In 1813, the nephew of a British peer was executed at Lisbon. He had involved himself by gambling, and being detected in robbing the house of an English friend, by a Portuguese servant, he shot the latter dead to prevent discovery. This desperate act, however, did not enable him to escape the hands of justice. After execution, his head was severed from his body and fixed on a pole opposite the house in which the murder and robbery were committed.
The following facts will show the intimate connection between gambling and Robbery or Forgery.
EDWARD WORTLEY MONTAGU AND THE JEW ABRAHAM PAYBA.
Edward Wortley Montagu was the only son of the celebrated Lady Mary Wortley Montagu, whose eccentricities he inherited without her genius. Montagu, together with Lords Taffe and Southwell, was accused of having invited one Abraham Payba, alias James Roberts, a Jew, to dine with them at Paris, in the year 1751; and of having plied him with wine till he became intoxicated, and so lost at play the sum of 800 louis d'ors. It was affirmed that they subsequently called at his house, and that on his exhibiting an evident disinclination to satisfy their demands, they threatened to cut him across the face with their swords unless he instantly paid them. Terrified by their violence, and, at the same time, unwilling to part with his gold, the Jew had cunning enough to give them drafts on a Paris banker, by whom, as he had no dealings with him, he well knew that his bills would be dishonoured; and, to escape the vengeance of those whom he had outwitted, quitted Paris. On ascertaining how completely they had been duped, Montagu, with his associates Lords Taffe and Southwell, repaired to the house of the Jew, and after ransacking his drawers and strong boxes, are said to have possessed themselves of a very considerable sum of money, in addition to diamonds, jewels, and other valuable articles. The Jew had it now in his power to turn on his persecutors, and accordingly he appealed to the legislature for redress. Lord Southwell contrived to effect his escape, but Lord Taffe and Montagu were arrested, and were kept in separate dungeons in the Grand Chatelet, for nearly three months. The case was subsequently tried in a court of law, and decided in favour of the accused,—the Jew being adjudged to make reparation and defray the costs! Against the injustice of this sentence he appealed to the high court of La Tournelle at Paris, which reversed it. Lord Taffe and Montagu afterwards appealed, in their turn, but of the definitive result there is no record.
DR WILLIAM DODD.
Le Sage, in his 'Gil Blas,' says that 'the devil has a particular spite against private tutors;' and he might have added, against popular preachers. By popular preachers I do not mean such grand old things as Bossuet, Massillon, and Bourdaloue. All such men were proof against the fiery darts of the infernal tempter. From their earliest days they had been trained to live up to the Non nobis Domine, 'Not unto us, O Lord, but unto thy name, give glory.' All of them had only at heart the glory of their church-cause; though, of course, the Jesuit Bourdaloue worked also for his great Order, then culminating in glory.

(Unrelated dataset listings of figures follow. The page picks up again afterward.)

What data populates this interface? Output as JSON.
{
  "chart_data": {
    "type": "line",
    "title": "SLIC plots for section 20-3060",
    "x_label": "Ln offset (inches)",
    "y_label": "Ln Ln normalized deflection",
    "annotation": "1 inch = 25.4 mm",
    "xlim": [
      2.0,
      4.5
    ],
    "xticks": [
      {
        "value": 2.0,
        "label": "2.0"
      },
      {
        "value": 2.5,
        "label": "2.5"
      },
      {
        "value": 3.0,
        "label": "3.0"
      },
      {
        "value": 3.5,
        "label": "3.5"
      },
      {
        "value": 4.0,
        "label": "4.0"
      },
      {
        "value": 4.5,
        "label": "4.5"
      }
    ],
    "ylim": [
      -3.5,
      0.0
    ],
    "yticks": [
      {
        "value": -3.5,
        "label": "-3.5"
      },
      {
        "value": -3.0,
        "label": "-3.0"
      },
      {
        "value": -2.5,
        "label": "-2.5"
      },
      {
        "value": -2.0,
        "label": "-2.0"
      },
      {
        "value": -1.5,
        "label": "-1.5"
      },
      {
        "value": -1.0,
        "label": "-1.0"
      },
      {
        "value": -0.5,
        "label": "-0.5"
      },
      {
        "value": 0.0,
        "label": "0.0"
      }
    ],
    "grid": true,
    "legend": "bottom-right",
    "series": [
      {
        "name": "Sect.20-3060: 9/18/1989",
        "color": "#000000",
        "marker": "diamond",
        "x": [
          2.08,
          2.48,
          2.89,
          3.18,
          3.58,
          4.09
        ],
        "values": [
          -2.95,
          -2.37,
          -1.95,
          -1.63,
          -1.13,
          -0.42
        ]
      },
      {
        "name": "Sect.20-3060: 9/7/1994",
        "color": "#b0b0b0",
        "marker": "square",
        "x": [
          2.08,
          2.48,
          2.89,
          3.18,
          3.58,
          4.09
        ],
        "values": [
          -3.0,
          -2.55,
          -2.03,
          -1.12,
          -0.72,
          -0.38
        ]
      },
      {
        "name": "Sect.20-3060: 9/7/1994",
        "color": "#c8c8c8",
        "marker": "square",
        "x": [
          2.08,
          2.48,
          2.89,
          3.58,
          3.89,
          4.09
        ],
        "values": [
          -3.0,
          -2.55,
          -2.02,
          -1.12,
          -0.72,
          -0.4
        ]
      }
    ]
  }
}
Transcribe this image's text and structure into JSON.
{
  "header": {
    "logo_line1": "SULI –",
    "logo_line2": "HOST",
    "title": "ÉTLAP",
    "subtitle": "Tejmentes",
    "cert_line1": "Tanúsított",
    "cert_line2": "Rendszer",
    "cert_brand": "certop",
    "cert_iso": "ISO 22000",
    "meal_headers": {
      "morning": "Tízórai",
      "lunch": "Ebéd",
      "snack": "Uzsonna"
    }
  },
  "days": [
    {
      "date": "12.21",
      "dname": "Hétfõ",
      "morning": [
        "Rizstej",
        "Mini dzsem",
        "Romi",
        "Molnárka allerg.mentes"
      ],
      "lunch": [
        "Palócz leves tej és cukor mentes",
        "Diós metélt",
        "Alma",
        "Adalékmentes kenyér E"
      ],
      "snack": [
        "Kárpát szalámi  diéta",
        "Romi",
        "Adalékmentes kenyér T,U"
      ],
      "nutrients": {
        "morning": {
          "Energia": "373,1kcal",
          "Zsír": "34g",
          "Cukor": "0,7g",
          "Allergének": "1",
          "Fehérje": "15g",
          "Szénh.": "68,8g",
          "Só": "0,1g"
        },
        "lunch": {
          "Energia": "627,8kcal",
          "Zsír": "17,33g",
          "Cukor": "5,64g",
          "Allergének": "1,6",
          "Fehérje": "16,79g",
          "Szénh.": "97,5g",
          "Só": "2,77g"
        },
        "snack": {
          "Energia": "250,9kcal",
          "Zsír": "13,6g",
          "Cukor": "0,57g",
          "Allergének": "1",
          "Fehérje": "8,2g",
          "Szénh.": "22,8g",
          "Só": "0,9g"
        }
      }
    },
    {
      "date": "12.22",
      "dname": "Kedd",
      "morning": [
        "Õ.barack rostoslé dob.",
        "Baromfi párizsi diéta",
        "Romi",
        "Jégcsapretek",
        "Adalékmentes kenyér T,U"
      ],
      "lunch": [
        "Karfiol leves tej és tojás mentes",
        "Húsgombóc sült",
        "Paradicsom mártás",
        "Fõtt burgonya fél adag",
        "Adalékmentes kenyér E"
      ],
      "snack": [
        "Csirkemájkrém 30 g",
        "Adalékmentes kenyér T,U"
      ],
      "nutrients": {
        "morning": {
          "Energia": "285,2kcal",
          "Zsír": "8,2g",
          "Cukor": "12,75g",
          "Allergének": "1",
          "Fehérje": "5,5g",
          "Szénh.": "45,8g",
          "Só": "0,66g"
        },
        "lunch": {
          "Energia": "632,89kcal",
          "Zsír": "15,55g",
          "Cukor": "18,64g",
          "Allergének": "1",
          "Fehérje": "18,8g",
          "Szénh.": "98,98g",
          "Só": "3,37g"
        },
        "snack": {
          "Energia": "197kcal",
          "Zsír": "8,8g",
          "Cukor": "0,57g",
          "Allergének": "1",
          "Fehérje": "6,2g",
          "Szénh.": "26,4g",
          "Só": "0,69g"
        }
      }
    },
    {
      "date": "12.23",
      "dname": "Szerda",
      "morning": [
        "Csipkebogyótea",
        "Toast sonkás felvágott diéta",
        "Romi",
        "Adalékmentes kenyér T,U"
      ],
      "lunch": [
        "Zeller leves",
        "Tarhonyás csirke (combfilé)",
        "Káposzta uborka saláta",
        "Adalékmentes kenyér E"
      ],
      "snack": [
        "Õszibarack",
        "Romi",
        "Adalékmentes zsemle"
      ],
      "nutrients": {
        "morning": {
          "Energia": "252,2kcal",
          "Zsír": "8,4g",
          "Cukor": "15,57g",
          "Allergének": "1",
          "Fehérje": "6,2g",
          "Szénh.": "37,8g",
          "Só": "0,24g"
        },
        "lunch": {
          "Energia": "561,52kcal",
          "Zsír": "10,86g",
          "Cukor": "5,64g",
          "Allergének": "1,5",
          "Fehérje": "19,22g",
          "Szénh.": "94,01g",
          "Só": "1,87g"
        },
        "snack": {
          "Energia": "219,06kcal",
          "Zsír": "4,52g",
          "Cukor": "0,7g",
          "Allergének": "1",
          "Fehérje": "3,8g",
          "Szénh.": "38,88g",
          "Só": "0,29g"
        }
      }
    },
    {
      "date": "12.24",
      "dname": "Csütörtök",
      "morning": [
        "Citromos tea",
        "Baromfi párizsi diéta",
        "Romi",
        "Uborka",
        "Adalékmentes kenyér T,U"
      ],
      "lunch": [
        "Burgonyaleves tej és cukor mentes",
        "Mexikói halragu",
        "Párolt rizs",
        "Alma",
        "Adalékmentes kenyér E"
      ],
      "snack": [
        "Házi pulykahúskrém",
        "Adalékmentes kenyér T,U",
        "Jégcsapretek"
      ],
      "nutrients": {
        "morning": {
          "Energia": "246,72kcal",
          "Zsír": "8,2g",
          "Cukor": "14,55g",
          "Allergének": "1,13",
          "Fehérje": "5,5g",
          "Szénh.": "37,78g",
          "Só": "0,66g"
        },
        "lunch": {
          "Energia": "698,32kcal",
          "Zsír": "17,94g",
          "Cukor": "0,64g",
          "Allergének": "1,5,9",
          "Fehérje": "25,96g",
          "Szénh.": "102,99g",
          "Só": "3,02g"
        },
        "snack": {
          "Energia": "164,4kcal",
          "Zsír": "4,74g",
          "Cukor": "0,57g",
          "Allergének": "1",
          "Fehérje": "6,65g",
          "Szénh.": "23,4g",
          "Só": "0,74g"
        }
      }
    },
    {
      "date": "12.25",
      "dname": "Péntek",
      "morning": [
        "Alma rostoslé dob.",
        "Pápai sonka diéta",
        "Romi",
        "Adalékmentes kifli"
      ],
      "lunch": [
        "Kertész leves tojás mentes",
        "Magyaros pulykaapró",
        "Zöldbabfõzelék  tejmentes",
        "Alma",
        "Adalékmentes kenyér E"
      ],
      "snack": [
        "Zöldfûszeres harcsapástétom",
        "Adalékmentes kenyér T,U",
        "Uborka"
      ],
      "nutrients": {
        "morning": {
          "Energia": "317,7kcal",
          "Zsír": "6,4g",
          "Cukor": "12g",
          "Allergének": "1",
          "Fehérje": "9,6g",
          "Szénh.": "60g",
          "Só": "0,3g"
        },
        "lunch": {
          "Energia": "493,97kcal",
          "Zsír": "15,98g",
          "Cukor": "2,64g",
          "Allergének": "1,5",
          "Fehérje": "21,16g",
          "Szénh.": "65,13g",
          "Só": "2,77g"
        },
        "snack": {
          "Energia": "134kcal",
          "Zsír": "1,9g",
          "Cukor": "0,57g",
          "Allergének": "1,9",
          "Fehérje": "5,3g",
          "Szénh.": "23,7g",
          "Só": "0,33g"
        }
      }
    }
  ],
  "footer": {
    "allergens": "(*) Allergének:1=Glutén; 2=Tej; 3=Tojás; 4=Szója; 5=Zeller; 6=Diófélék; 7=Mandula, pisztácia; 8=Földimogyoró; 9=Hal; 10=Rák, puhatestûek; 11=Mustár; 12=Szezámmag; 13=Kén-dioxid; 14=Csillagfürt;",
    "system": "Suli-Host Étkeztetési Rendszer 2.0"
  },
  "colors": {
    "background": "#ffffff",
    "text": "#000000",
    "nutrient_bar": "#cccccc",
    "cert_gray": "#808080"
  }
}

The last-named, too, was another La Fontaine in simplicity, preparing for his grandest predications by sorrily rasping on an execrable fiddle. So, if the devil had lifted him up to a high mountain, showing him all he would give him, he would have simply invited him to his lonely cell, to have a jig to the tune of his catguts.
Your popular preachers in England have been, and are, a different sort of spiritual workers. They have been, and are, individualities, perpetually reminded of the fact, withal; and fiercely tempted accordingly. The world, the flesh, and the devil, incessantly knock at their door. If they fall into the snare it is but natural, and much to be lamented.
Dr Dodd had many amiable qualities; but his reputation as a scholar, and his notoriety as a preacher, appear to have entirely turned his head.